Weigel

2014: The Year of the Obamacare Lawsuit (Again)

I’m just a little late to part of this story, but if you haven’t paid attention to the latest legal challenges to Obamacare, or to the laws working their way through Republican-run states this year, treat yourself.

After the piece ran, Michael Cannon and Jonathan Adler, who have come up with the intellectual reasoning for the lawsuits to block subsidies, emailed me to explain themselves further. Adler:

It’s not hard to find health law experts who believe we’re right, it’s just hard to find those a) support the law and are willing to go on the record with their views of the suit, or b) support the law and don’t contradict themselves (as Jost has in his series of arguments against us – having made arguments before that. (See, e.g., here.) I’ve been at quite a few academic conferences where liberal health law folks have told me that they’re afraid we’re right, but would rather not say. 

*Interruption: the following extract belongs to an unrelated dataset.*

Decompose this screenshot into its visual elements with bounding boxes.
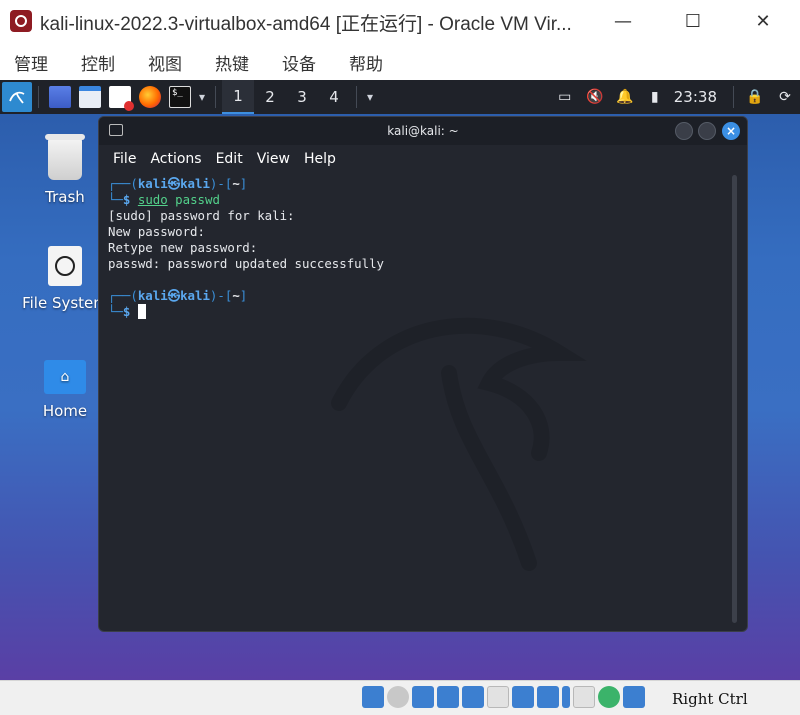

There are four separate lawsuits in four separate courts.  The federal government filed motions to dismiss in three of them – and lost all three (even though many of the folks now saying the suits had no chance had claimed the suits would be dismissed for lack of standing).  If you want health law experts who aren’t full time defenders-of-ObamaCare-at-any-cost – and thus might give you an independent assessment of the merits of our argument – they’re easy to find. Here are four (who, incidentally, have varying views about the policy merits of the law): Anup Malani (Chicago), David Hyman (Illinois), Nicholas Bagley (Michigan), and James Blumstein (Vanderbilt).